Brian started off the series with an interview of Richard Crudo, and he was able to showcase the sort of technical and practical insight which can only come from working professionals…
BRIAN HALLETT: I’m going to round it back to the younger generation. Who succeeds at being a cinematographer?
RICAHRD CRUDO: Somebody who is really, really, really, really passionate about it – and who sticks to it. It’s no more complicated than that. The ASC has about 350 members. Every single one of us has come to that honor by a different road. Everybody has a different story; they’ve done different things and have come from different backgrounds. However, the one thing we all have in common is an overriding, all-encompassing passion for what we do. That’s in common for us all. Never give up. Never… And everybody needs a little luck. You have to get some breaks. No kidding, that has to happen for everybody. You’ve got to be tenacious and you’ve got to have the passion for it. If you do have that – trust me – you’ll find your way! Run your own race…one foot in front of the other.
From Art Adams
While the full 28 Days of Cinematography Insights series first rolled out in 2015, a redux of it was republished this year complete with a few brand new entries at the end of the series which brought it up to 31 days. Over the course of those 31 days, cinematographer Art Adams answered questions that ranged from what he misses about film to the pliability of light in his typically brilliant but still accessible manner.

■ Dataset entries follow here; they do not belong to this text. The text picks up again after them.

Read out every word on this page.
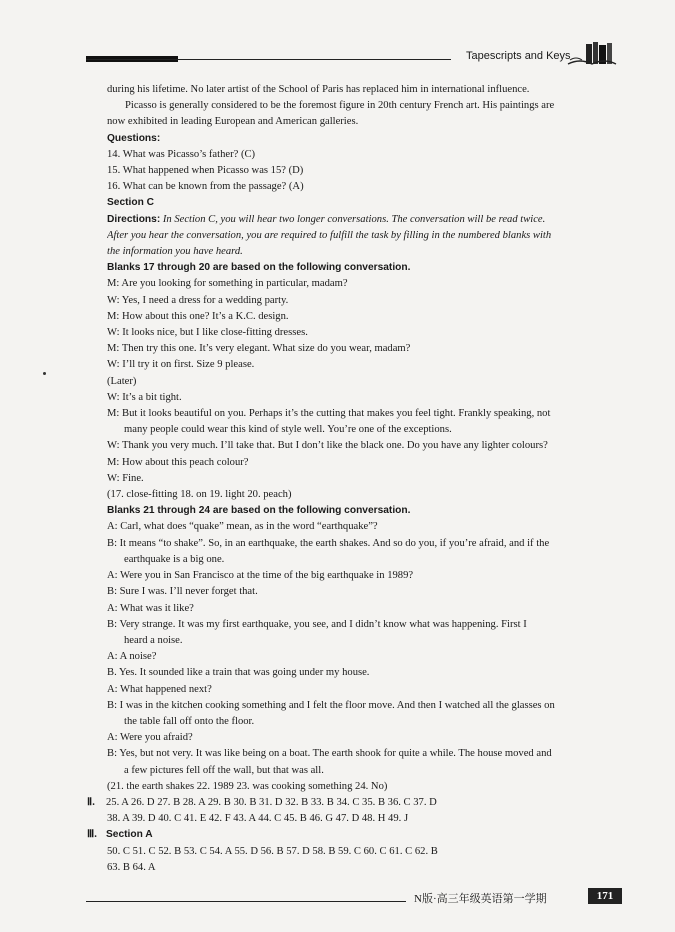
Tapescripts and Keys
during his lifetime. No later artist of the School of Paris has replaced him in international influence.
Picasso is generally considered to be the foremost figure in 20th century French art. His paintings are
now exhibited in leading European and American galleries.
Questions:
14. What was Picasso’s father? (C)
15. What happened when Picasso was 15? (D)
16. What can be known from the passage? (A)
Section C
Directions: In Section C, you will hear two longer conversations. The conversation will be read twice.
After you hear the conversation, you are required to fulfill the task by filling in the numbered blanks with
the information you have heard.
Blanks 17 through 20 are based on the following conversation.
M: Are you looking for something in particular, madam?
W: Yes, I need a dress for a wedding party.
M: How about this one? It’s a K.C. design.
W: It looks nice, but I like close-fitting dresses.
M: Then try this one. It’s very elegant. What size do you wear, madam?
W: I’ll try it on first. Size 9 please.
(Later)
W: It’s a bit tight.
M: But it looks beautiful on you. Perhaps it’s the cutting that makes you feel tight. Frankly speaking, not
many people could wear this kind of style well. You’re one of the exceptions.
W: Thank you very much. I’ll take that. But I don’t like the black one. Do you have any lighter colours?
M: How about this peach colour?
W: Fine.
(17. close-fitting 18. on 19. light 20. peach)
Blanks 21 through 24 are based on the following conversation.
A: Carl, what does “quake” mean, as in the word “earthquake”?
B: It means “to shake”. So, in an earthquake, the earth shakes. And so do you, if you’re afraid, and if the
earthquake is a big one.
A: Were you in San Francisco at the time of the big earthquake in 1989?
B: Sure I was. I’ll never forget that.
A: What was it like?
B: Very strange. It was my first earthquake, you see, and I didn’t know what was happening. First I
heard a noise.
A: A noise?
B. Yes. It sounded like a train that was going under my house.
A: What happened next?
B: I was in the kitchen cooking something and I felt the floor move. And then I watched all the glasses on
the table fall off onto the floor.
A: Were you afraid?
B: Yes, but not very. It was like being on a boat. The earth shook for quite a while. The house moved and
a few pictures fell off the wall, but that was all.
(21. the earth shakes 22. 1989 23. was cooking something 24. No)
Ⅱ. 25. A 26. D 27. B 28. A 29. B 30. B 31. D 32. B 33. B 34. C 35. B 36. C 37. D
38. A 39. D 40. C 41. E 42. F 43. A 44. C 45. B 46. G 47. D 48. H 49. J
Ⅲ. Section A
50. C 51. C 52. B 53. C 54. A 55. D 56. B 57. D 58. B 59. C 60. C 61. C 62. B
63. B 64. A
N版·高三年级英语第一学期	171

During the series Art talked through some incredibly detailed experiences that have to deal with things like color and lighting, but his ability to focus on the essentials of any particular topic is evident in the insight he lays out in his Day 31 update, which was published for the first time in 2016…
I’ve been accused of overthinking things on occasion. As a job approaches I ponder all the little details, all the options we have at our disposal, and all the things that can go wrong. Filmmaking is not a straightforward art: often we are fighting against physics, and something that appears to be a small part of the creative brief can quickly become a huge headache.
From Kevin McAuliffe
In talking about series published on PVC by Kevin McAuliffe, it would be easy enough to highlight his Let’s Edit with Media Composer, but his just recently begun five-part tutorial series designed to teach the fundamental differences between Premiere and Media Composer provide an especially relevant look at what it takes to get the most out of both systems, regardless of which one you prefer or happen to be using.
As of this writing, Kevin is only up to Part 2 of the series, but the details to talks and works through in this second part provide a great look at the critical details he has and will continue to explore…
This tutorial for Premiere Editors will help you wrap your head around what to do once you have your media inside of Media Composer AND, we also cover working in larger than HD projects, and ways that you can make sure that you get the absolute best performance out of Media Composer, no matter the system you’re working on (laptop vs desktop). Coming up in Lesson 3, we’re going to talk about Media Management, so you can figure out what Media Composer has exactly done with your media, so whether you need to delete or archive a project, you’ll always have control of your media, right at your fingertips.